Trump’s 2016 victory came down to fewer than 80,000 total votes in Michigan, Pennsylvania and Wisconsin, where more than half a million AAPI residents live.
“These are places where the Asian-American vote might mean the difference between victory and defeat,” Karthick Ramakrishnan, a professor at the University of California-Riverside and the founder of AAPI Data, said of the various swing states.
In an effort to win support from Indian-American voters, Trump hosted a 50,000-person “Howdy Modi” rally in Texas with visiting Indian Prime Minister Narendra Modi last year. Modi returned the favor in February, organizing a 110,000-attendee rally for Trump in India.
Advocates said Harris’ background as a daughter of immigrants would resonate with Asian Americans of all ethnicities, given that two-thirds of the AAPI population are first-generation immigrants.
Harris described on Wednesday how her parents came from different parts of the world to the United States seeking opportunity and bonded over their commitment to justice.
“What brought them together was the civil rights movement,” she said.
That movement led to the 1965 Immigration and Nationality Act, which ended racial immigration quotas and opened the country to Indians and other immigrants, noted Neil Makhija, the executive director of IMPACT, which recruits and supports Indian-American candidates.
“She ties together all of our national threads in a way that no other public figure has ever done,” he said.
Varun Nikore, president of AAPI Victory Fund, a super PAC that backs Asian-American candidates, said Asian-American voters were turned off by Trump’s attempt to blame China over the coronavirus – including his use of racially charged terms like “China virus” and “kung flu.”
The pandemic has seen a rise in hate crimes against Asian Americans, with more than 2,300 incidents from March 19 to July 15, according to the Asian Pacific Policy and Planning Council.
A Trump campaign spokesman, Ken Farnaso, said it has held more than 500 events geared toward Asian Americans since 2017, including events where immigrants or their relatives share stories about their escapes from socialist or communist regimes.
“With President Trump at the helm, the Asian Pacific American community can be confident they have the best advocate in the White House,” Farnaso added.
Historically, Republicans and Democrats have put little effort toward reaching Asian-American voters. Nikore said lower turnout convinced campaigns not to invest many resources, creating a self-fulfilling prophecy.

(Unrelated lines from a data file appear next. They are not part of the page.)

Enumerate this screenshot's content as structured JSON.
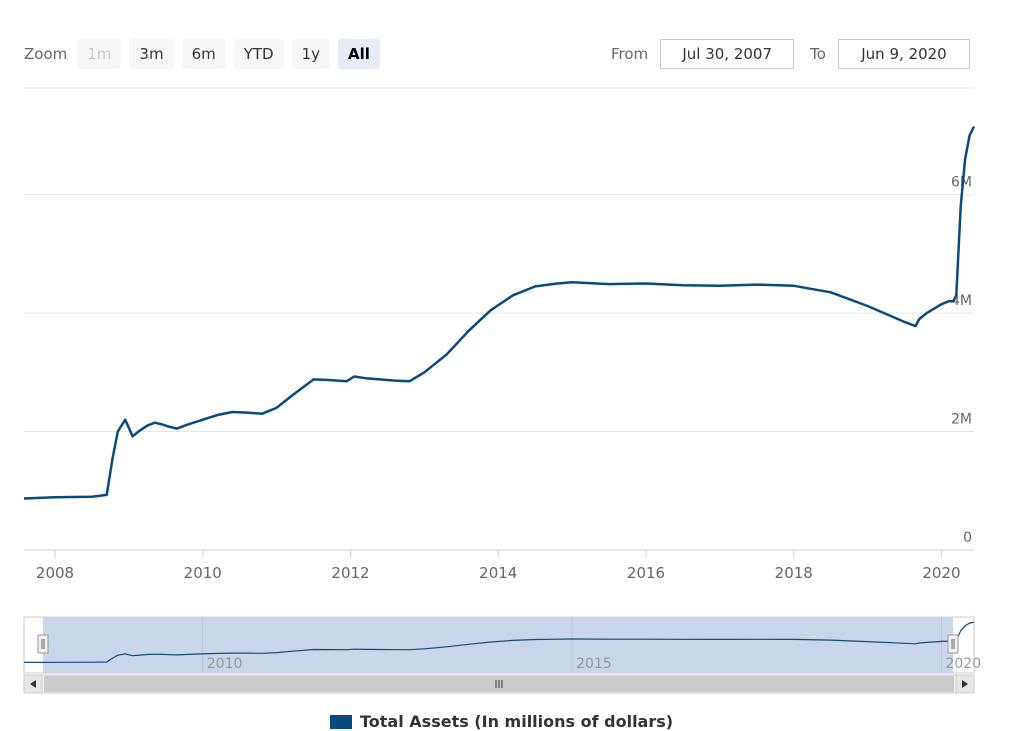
{
  "zoom": {
    "label": "Zoom",
    "buttons": [
      {
        "label": "1m",
        "state": "disabled"
      },
      {
        "label": "3m",
        "state": "normal"
      },
      {
        "label": "6m",
        "state": "normal"
      },
      {
        "label": "YTD",
        "state": "normal"
      },
      {
        "label": "1y",
        "state": "normal"
      },
      {
        "label": "All",
        "state": "active"
      }
    ]
  },
  "range": {
    "from_label": "From",
    "from_value": "Jul 30, 2007",
    "to_label": "To",
    "to_value": "Jun 9, 2020"
  },
  "colors": {
    "series": "#0b4a7e",
    "navigator_fill": "#c9d6ea",
    "grid": "#e6e6e6"
  },
  "navigator": {
    "tick_labels": [
      "2010",
      "2015",
      "2020"
    ]
  },
  "chart_data": {
    "type": "line",
    "title": "",
    "xlabel": "",
    "ylabel": "",
    "x_ticks": [
      "2008",
      "2010",
      "2012",
      "2014",
      "2016",
      "2018",
      "2020"
    ],
    "y_ticks": [
      "0",
      "2M",
      "4M",
      "6M"
    ],
    "xlim": [
      2007.58,
      2020.44
    ],
    "ylim": [
      0,
      7800000
    ],
    "grid": true,
    "legend": "bottom-center",
    "series": [
      {
        "name": "Total Assets (In millions of dollars)",
        "x": [
          2007.58,
          2008.0,
          2008.5,
          2008.7,
          2008.78,
          2008.85,
          2008.95,
          2009.05,
          2009.15,
          2009.25,
          2009.35,
          2009.45,
          2009.55,
          2009.65,
          2009.8,
          2010.0,
          2010.2,
          2010.4,
          2010.6,
          2010.8,
          2011.0,
          2011.2,
          2011.5,
          2011.7,
          2011.95,
          2012.05,
          2012.2,
          2012.4,
          2012.6,
          2012.8,
          2013.0,
          2013.3,
          2013.6,
          2013.9,
          2014.2,
          2014.5,
          2014.8,
          2015.0,
          2015.5,
          2016.0,
          2016.5,
          2017.0,
          2017.5,
          2018.0,
          2018.5,
          2019.0,
          2019.5,
          2019.65,
          2019.7,
          2019.8,
          2020.0,
          2020.1,
          2020.16,
          2020.2,
          2020.26,
          2020.32,
          2020.38,
          2020.44
        ],
        "y": [
          870000,
          890000,
          900000,
          930000,
          1550000,
          2000000,
          2200000,
          1920000,
          2020000,
          2100000,
          2150000,
          2120000,
          2080000,
          2050000,
          2120000,
          2200000,
          2280000,
          2330000,
          2320000,
          2300000,
          2400000,
          2600000,
          2880000,
          2870000,
          2850000,
          2930000,
          2900000,
          2880000,
          2860000,
          2850000,
          3000000,
          3300000,
          3700000,
          4050000,
          4300000,
          4450000,
          4500000,
          4520000,
          4490000,
          4500000,
          4470000,
          4460000,
          4480000,
          4460000,
          4350000,
          4120000,
          3850000,
          3780000,
          3900000,
          4000000,
          4150000,
          4200000,
          4200000,
          4300000,
          5800000,
          6600000,
          7000000,
          7150000
        ]
      }
    ]
  }
}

Also complicating engagement: None of the major AAPI populations share a common language.
“You really need to have multiple campaign plans, one for every ethnicity that exists,” Nikore said.
The Biden campaign is hosting numerous AAPI events, including the launch of the Wisconsin AAPIs for Biden effort on Thursday and an Indian independence event on Saturday.
This fall, the campaign will have phone banks dedicated to specific ethnicities and staffed with callers who speak the appropriate language, Jani said.
Harris’ elevation to the ticket comes as more Asian-Americans run for office than ever before.
There have been a record 99 Asian-American candidates for federal office in 2020, compared with 48 in 2018, according to research by the nonprofit Asian Pacific American Institute for Congressional Studies. This year’s examples include Sara Gideon, the Democratic Senate candidate in Maine, whose father is Indian.
Studies have shown that more Asian-American candidates leads to higher political participation among the community’s voters.
“It’s hard to overstate how important this is for people like me,” said Sri Preston Kulkarni, an Indian American running for Congress as a Democrat in a competitive Texas district near Houston. “Growing up as the son of an Indian immigrant, I didn’t see other faces that looked like mine, especially in positions of power.”